There’s a time and place for everything, including tactics. If you’re doing a sit-down blockade in a place that’s completely unstrategic, and you’re going to get the shit beat out of you, that doesn’t seem especially smart. Our bodies, our lives, are too valuable to unnecessarily sacrifice them. But if our bodies are being used in a place that is strategic and effective and that’s the consequence of it, then I think people are willing to do it.

I think that what we found in Seattle is that people felt hugely successful because, while their bodies received a lot of abuse, those blockades were effective; they kept people out. In D.C., where some of our bodies received some real abuse at blockades that were not necessarily being effective, people thought, well, this is stupid. So we need to recognize that we are valuable and limited resources and need to take care with how we apply them and use them.

That’s why I had such mixed feelings about Quebec. On one hand, it was just amazing and liberating, but many were hurt. Overall, it was such a missed opportunity.

AS SOMEONE with a background in labor organizing, how do you see that we can keep the student and labor solidarity built in Seattle going in future demonstrations?

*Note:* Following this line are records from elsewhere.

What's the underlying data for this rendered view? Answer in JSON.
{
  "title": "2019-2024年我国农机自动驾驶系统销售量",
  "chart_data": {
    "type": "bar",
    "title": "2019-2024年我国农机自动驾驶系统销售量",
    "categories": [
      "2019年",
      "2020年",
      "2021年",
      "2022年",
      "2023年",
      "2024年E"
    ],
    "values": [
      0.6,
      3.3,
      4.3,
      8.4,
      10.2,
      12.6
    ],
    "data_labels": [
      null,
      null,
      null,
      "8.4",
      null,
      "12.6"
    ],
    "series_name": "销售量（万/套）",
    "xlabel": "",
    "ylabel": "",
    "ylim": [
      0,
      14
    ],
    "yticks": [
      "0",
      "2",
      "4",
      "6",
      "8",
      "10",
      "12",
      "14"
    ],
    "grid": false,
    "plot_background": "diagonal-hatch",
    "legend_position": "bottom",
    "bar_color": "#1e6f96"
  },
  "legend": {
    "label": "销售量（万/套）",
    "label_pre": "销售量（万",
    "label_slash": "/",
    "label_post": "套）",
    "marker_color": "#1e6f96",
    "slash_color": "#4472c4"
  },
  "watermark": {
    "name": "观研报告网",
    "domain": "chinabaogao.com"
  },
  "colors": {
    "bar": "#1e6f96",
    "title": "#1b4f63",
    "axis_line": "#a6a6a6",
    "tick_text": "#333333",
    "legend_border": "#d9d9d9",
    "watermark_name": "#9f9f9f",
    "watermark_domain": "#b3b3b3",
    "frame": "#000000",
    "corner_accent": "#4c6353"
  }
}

I THINK the coalition is continuing to build. When Sweeney came in and started doing "Union Summer," he really ignited a lot of interest among young people in the labor movement. Since then, you’ve seen much more involvement in sweatshop stuff, living wage and union organizing drives. In fact, it’s really the students that are leading labor at this point.

The big question always is what labor is going to do about some of these big global issues. They have taken some good positions, but will they hold them, and how far are they willing to go? I think if labor does not continue to take steps to be an equal partner in a coalition around these critical issues, or if they make agreements that lead to unsatisfactory settlements, taking them out of the movement, a lot of young people will become very disillusioned with labor, and we will have lost any hope of building the power base we need.

I really hold labor responsible for a lot. They have a lot of power and resources. I think that they had a wake-up call in Seattle. I really feel that in Seattle they finally realized that they were not the only 800-pound gorilla around. There are actually other forces out there that have power to change things.

And then at A16, they were not really coming on board. And then, two weeks before, when they realized that something was going to happen there, they’d better be a part of it than not. And a lot of good work that some groups did around them allowed them to come on board. Since then, a lot more good work has happened, especially by Jobs with Justice, to make sure that labor is a player early on in the upcoming mobilization against the IMF and World Bank in September/October.